Jij gaf aan dat je graag naar Vamps wilde.....
ik had er nog nooit van gehoord. 
Wat heb je Maren blij gemaakt met die tip.
Ze heeft samen met Fabienne van het concert genoten.

En nu ben je er niet meer....niet meer hier,
maar altijd in mijn/ons hart.
Ik zie op facebook het vrolijke gezicht van je
en vroeg me vaak af hoe het echt met je was.
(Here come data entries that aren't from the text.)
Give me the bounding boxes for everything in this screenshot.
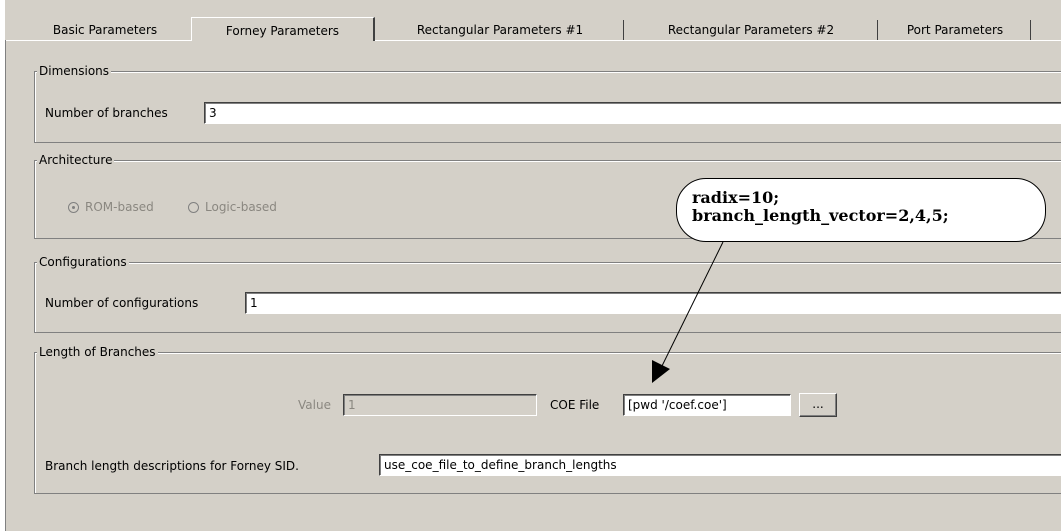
- callout-arrow: [652, 241, 724, 383]
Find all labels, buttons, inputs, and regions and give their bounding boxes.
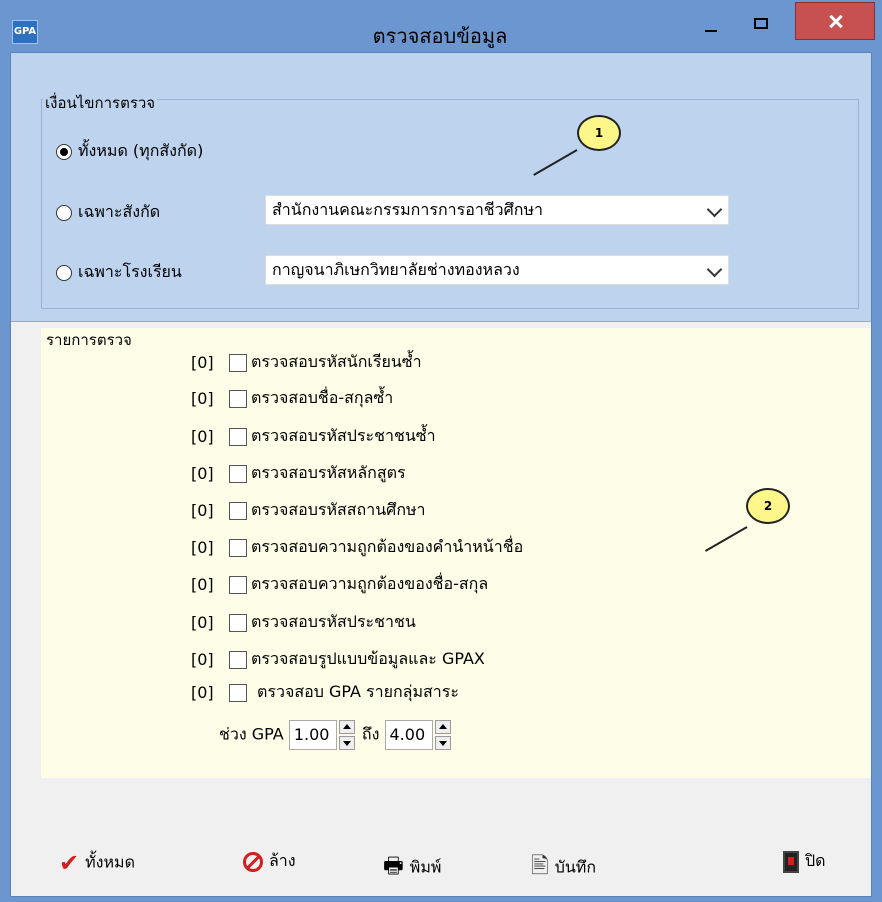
check-item-label: ตรวจสอบรหัสสถานศึกษา xyxy=(251,500,426,519)
check-item-label: ตรวจสอบรหัสหลักสูตร xyxy=(251,463,406,482)
bottom-toolbar: ✔ ทั้งหมด ล้าง 🖶 พิมพ์ 🖹 บันทึก ปิด xyxy=(11,833,871,893)
radio-school-label: เฉพาะโรงเรียน xyxy=(78,262,182,281)
print-label: พิมพ์ xyxy=(409,857,442,877)
checks-group-label: รายการตรวจ xyxy=(44,328,134,352)
gpa-from-stepper[interactable]: 1.00 xyxy=(288,720,357,750)
check-count: [0] xyxy=(191,683,214,702)
radio-all-label: ทั้งหมด (ทุกสังกัด) xyxy=(78,141,204,160)
radio-all[interactable]: ทั้งหมด (ทุกสังกัด) xyxy=(56,139,203,165)
check-count: [0] xyxy=(191,353,214,372)
radio-affiliation[interactable]: เฉพาะสังกัด xyxy=(56,200,160,226)
check-item-checkbox[interactable] xyxy=(229,575,247,594)
check-item[interactable]: [0] ตรวจสอบชื่อ-สกุลซ้ำ xyxy=(191,386,393,410)
gpa-from-value[interactable]: 1.00 xyxy=(288,720,337,750)
check-item-label: ตรวจสอบรหัสประชาชนซ้ำ xyxy=(251,426,436,445)
check-item-checkbox[interactable] xyxy=(229,683,247,702)
radio-affiliation-indicator[interactable] xyxy=(56,204,72,221)
save-label: บันทึก xyxy=(554,857,597,877)
dialog-window: GPA ตรวจสอบข้อมูล เงื่อนไขการตรวจ ทั้งหม… xyxy=(0,0,882,902)
exit-button[interactable]: ปิด xyxy=(783,849,826,877)
check-item[interactable]: [0] ตรวจสอบรหัสประชาชน xyxy=(191,610,416,634)
gpa-range-row: ช่วง GPA 1.00 ถึง 4.00 xyxy=(219,720,453,752)
dialog-client-area: เงื่อนไขการตรวจ ทั้งหมด (ทุกสังกัด) เฉพา… xyxy=(10,52,872,897)
gpa-to-label: ถึง xyxy=(361,724,380,744)
clear-label: ล้าง xyxy=(269,851,296,870)
close-window-button[interactable] xyxy=(795,2,875,40)
check-item[interactable]: [0] ตรวจสอบความถูกต้องของชื่อ-สกุล xyxy=(191,572,488,596)
radio-all-indicator[interactable] xyxy=(56,143,72,160)
minimize-button[interactable] xyxy=(690,0,734,40)
radio-school-indicator[interactable] xyxy=(56,264,72,281)
check-item-label: ตรวจสอบชื่อ-สกุลซ้ำ xyxy=(251,388,394,407)
check-count: [0] xyxy=(191,613,214,632)
print-button[interactable]: 🖶 พิมพ์ xyxy=(383,849,442,879)
spin-down-icon[interactable] xyxy=(434,736,451,750)
gpa-to-value[interactable]: 4.00 xyxy=(384,720,433,750)
spin-down-icon[interactable] xyxy=(338,736,355,750)
gpa-to-stepper[interactable]: 4.00 xyxy=(384,720,453,750)
checkmark-icon: ✔ xyxy=(59,849,80,877)
radio-school[interactable]: เฉพาะโรงเรียน xyxy=(56,260,182,286)
check-item-checkbox[interactable] xyxy=(229,613,247,632)
check-item-checkbox[interactable] xyxy=(229,427,247,446)
check-item-checkbox[interactable] xyxy=(229,389,247,408)
no-entry-icon xyxy=(243,851,263,872)
affiliation-dropdown-value: สำนักงานคณะกรรมการการอาชีวศึกษา xyxy=(272,200,544,219)
printer-icon: 🖶 xyxy=(383,854,404,879)
chevron-down-icon[interactable] xyxy=(706,261,723,278)
save-button[interactable]: 🖹 บันทึก xyxy=(531,849,597,879)
school-dropdown[interactable]: กาญจนาภิเษกวิทยาลัยช่างทองหลวง xyxy=(265,255,729,285)
title-bar[interactable]: GPA ตรวจสอบข้อมูล xyxy=(0,0,882,52)
check-item-checkbox[interactable] xyxy=(229,538,247,557)
check-count: [0] xyxy=(191,427,214,446)
check-count: [0] xyxy=(191,464,214,483)
exit-door-icon xyxy=(783,850,799,873)
callout-pointer-2 xyxy=(704,526,748,552)
chevron-down-icon[interactable] xyxy=(706,201,723,218)
gpa-range-label: ช่วง GPA xyxy=(219,724,284,744)
check-count: [0] xyxy=(191,501,214,520)
conditions-group: เงื่อนไขการตรวจ ทั้งหมด (ทุกสังกัด) เฉพา… xyxy=(11,53,871,322)
radio-affiliation-label: เฉพาะสังกัด xyxy=(78,202,161,221)
check-item-label: ตรวจสอบความถูกต้องของคำนำหน้าชื่อ xyxy=(251,537,524,556)
exit-label: ปิด xyxy=(805,851,826,870)
check-item[interactable]: [0] ตรวจสอบรูปแบบข้อมูลและ GPAX xyxy=(191,647,485,671)
window-title: ตรวจสอบข้อมูล xyxy=(372,24,508,48)
select-all-label: ทั้งหมด xyxy=(85,852,135,872)
check-item[interactable]: [0] ตรวจสอบรหัสสถานศึกษา xyxy=(191,498,426,522)
school-dropdown-value: กาญจนาภิเษกวิทยาลัยช่างทองหลวง xyxy=(272,260,520,279)
gpa-app-icon: GPA xyxy=(12,20,38,44)
check-count: [0] xyxy=(191,389,214,408)
check-count: [0] xyxy=(191,538,214,557)
check-count: [0] xyxy=(191,575,214,594)
conditions-group-label: เงื่อนไขการตรวจ xyxy=(43,91,158,115)
check-item-label: ตรวจสอบ GPA รายกลุ่มสาระ xyxy=(257,682,459,701)
select-all-button[interactable]: ✔ ทั้งหมด xyxy=(59,849,135,877)
spin-up-icon[interactable] xyxy=(434,720,451,734)
check-item[interactable]: [0] ตรวจสอบความถูกต้องของคำนำหน้าชื่อ xyxy=(191,535,523,559)
check-item-label: ตรวจสอบรหัสประชาชน xyxy=(251,612,416,631)
check-item-label: ตรวจสอบความถูกต้องของชื่อ-สกุล xyxy=(251,574,489,593)
check-item-label: ตรวจสอบรหัสนักเรียนซ้ำ xyxy=(251,352,422,371)
check-item-checkbox[interactable] xyxy=(229,501,247,520)
check-item[interactable]: [0] ตรวจสอบรหัสนักเรียนซ้ำ xyxy=(191,350,422,374)
maximize-button[interactable] xyxy=(740,0,784,40)
check-item[interactable]: [0] ตรวจสอบรหัสหลักสูตร xyxy=(191,461,406,485)
check-item-checkbox[interactable] xyxy=(229,650,247,669)
check-item-checkbox[interactable] xyxy=(229,353,247,372)
clear-button[interactable]: ล้าง xyxy=(243,849,296,877)
callout-2: 2 xyxy=(746,488,790,524)
check-item-label: ตรวจสอบรูปแบบข้อมูลและ GPAX xyxy=(251,649,485,668)
save-document-icon: 🖹 xyxy=(531,854,549,879)
checks-group: รายการตรวจ [0] ตรวจสอบรหัสนักเรียนซ้ำ [0]… xyxy=(41,328,871,778)
spin-up-icon[interactable] xyxy=(338,720,355,734)
check-count: [0] xyxy=(191,650,214,669)
check-item[interactable]: [0] ตรวจสอบรหัสประชาชนซ้ำ xyxy=(191,424,436,448)
check-item[interactable]: [0] ตรวจสอบ GPA รายกลุ่มสาระ xyxy=(191,680,459,704)
check-item-checkbox[interactable] xyxy=(229,464,247,483)
affiliation-dropdown[interactable]: สำนักงานคณะกรรมการการอาชีวศึกษา xyxy=(265,195,729,225)
callout-1: 1 xyxy=(577,115,621,151)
Sandra en ik wilden zo graag dat je zag hoe wij je zagen:
Een geweldige, lieve, vrolijke en kwetsbare broer,
vader en man.

Een troost voor mij is dat Lisette, pa en ma 
er zijn om je welkom te heten waar je nu bent.
Ik gun je de rust en......
als je die hebt gekregen
weet ik zeker dat je er altijd zult zijn voor Alicia,
Maren, Erin en Ewan.
Hele dikke knuffel
Ik hou van jou

-for translation click on 'Vertaal mijn Web'


Now it is a year ago....
lot of things happened.
More to let go....
More to trust...
More to transform....
More to respect....
More to love AND let go.....

It is only a year ago.
I didn't see you so often
and when we spoke it was often
because there was a challenge...
So in a way it is strange as well,
strange to realise you are not here anymore.

Nico, 
you are so special....
still....
you taught to give,
you taught respect,
you taught how to put a mask on....
-you made beautiful face paintings-
However, 
I wish you felt save enough 
to take your mask off... 

I am sure your decision 
did help a lot of people to
'take there masks of'
I would 
it could have been done in an other way....

'Fok it'....


I feel you are happy,
and I can let go....
It also makes me sad sometimes....
Not only for me,
but for all the people you touched....

We have to do it ourselves now.....
and....
I Know you will be there for your children....
they still need you,
even if it is from far....
I trust and let go....

Thank you for being my little brother,
thank you for being you.
Thank you for making the world a better place.
We remember you by
sharing memory's and there are lots :-)

We remember to have fun AND take our mask off,
being vulnerable AND powerful
it is and/and, not or/or.....
We are more patient with our selves
transformation takes time....


https://www.youtube.com/watch?v=nBGMQ9Kx9iI

Your favorite song but....
now by an 8 year old girl,
I wish she can do what she does now,
AND always feels she can be her self to!